At the end of the terminal output: ############## (many rows)

Finalization:

ERROR: Filename extension of [phased_chr22.vcf.gz] not recognized

##############

I'd tried unsuccessfully using .vcf and no extension.

I would appreciate your help with this issue.

Thanks, Patricio

carsonhh commented 10 months ago

Same issue. The only extension it would accept for me is .bcf

JasonTan-code commented 9 months ago

Same issue here, using shapeit5 installed from conda

lintingyi2014 commented 8 months ago

Same issue, do we have a solution here?

CNuge commented 8 months ago

Only solution I have found is to output to bcf, and then if you require a different format do any necessary conversions afterwards.

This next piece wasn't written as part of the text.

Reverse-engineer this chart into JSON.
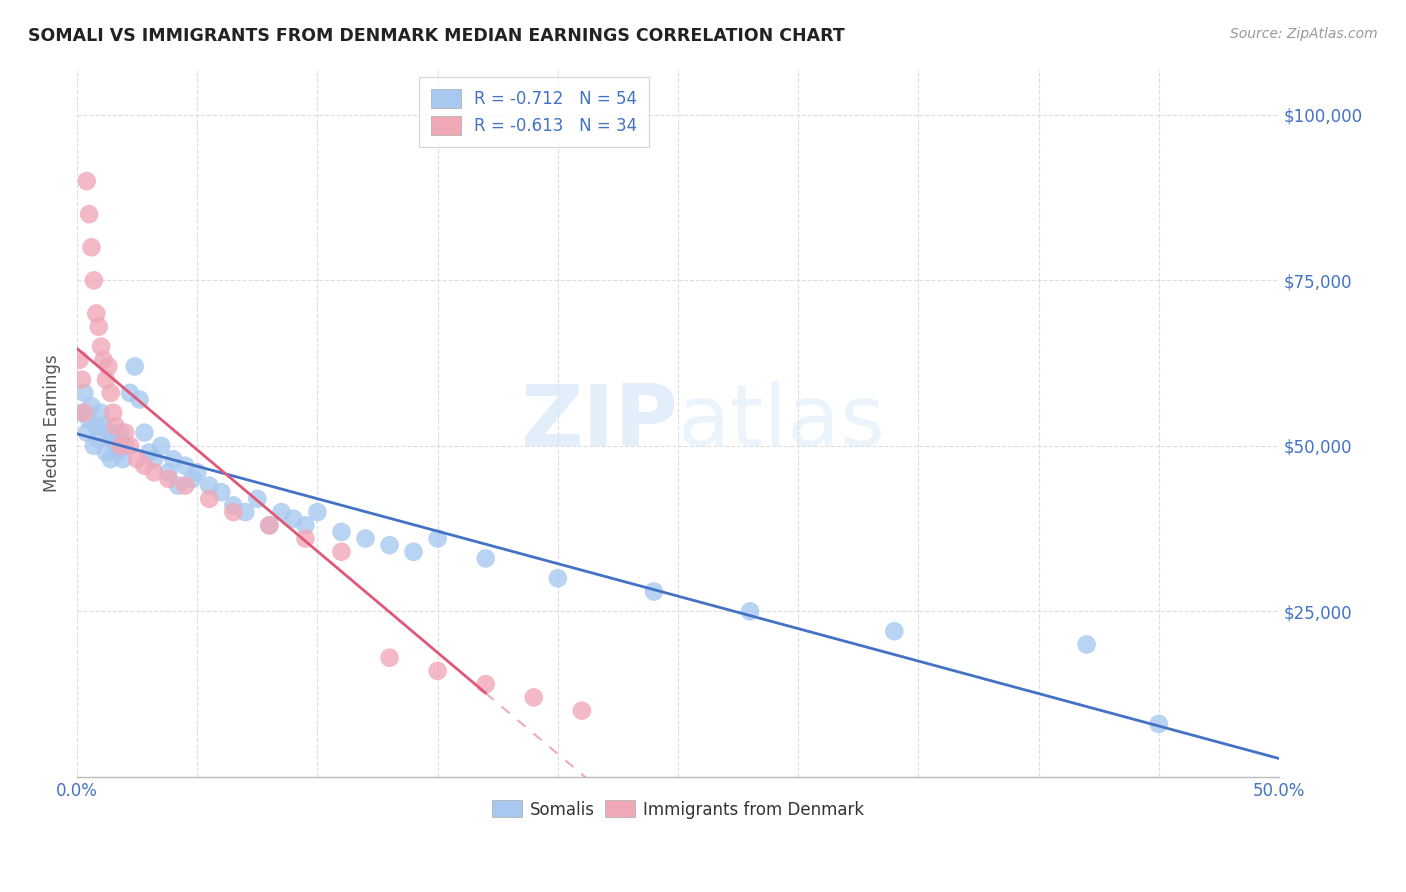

bgulko commented 4 months ago

There is a clue in 5.1.1, if you set --output-format vcf.gz phase_common will provide the error message ERROR: Output format[vcf.gz] unsupported, use [graph, bcf or bh] instead This suggests, indeed, that the bcf workaround suggested by @CNuge may be the supported approach to getting compressed vcf files.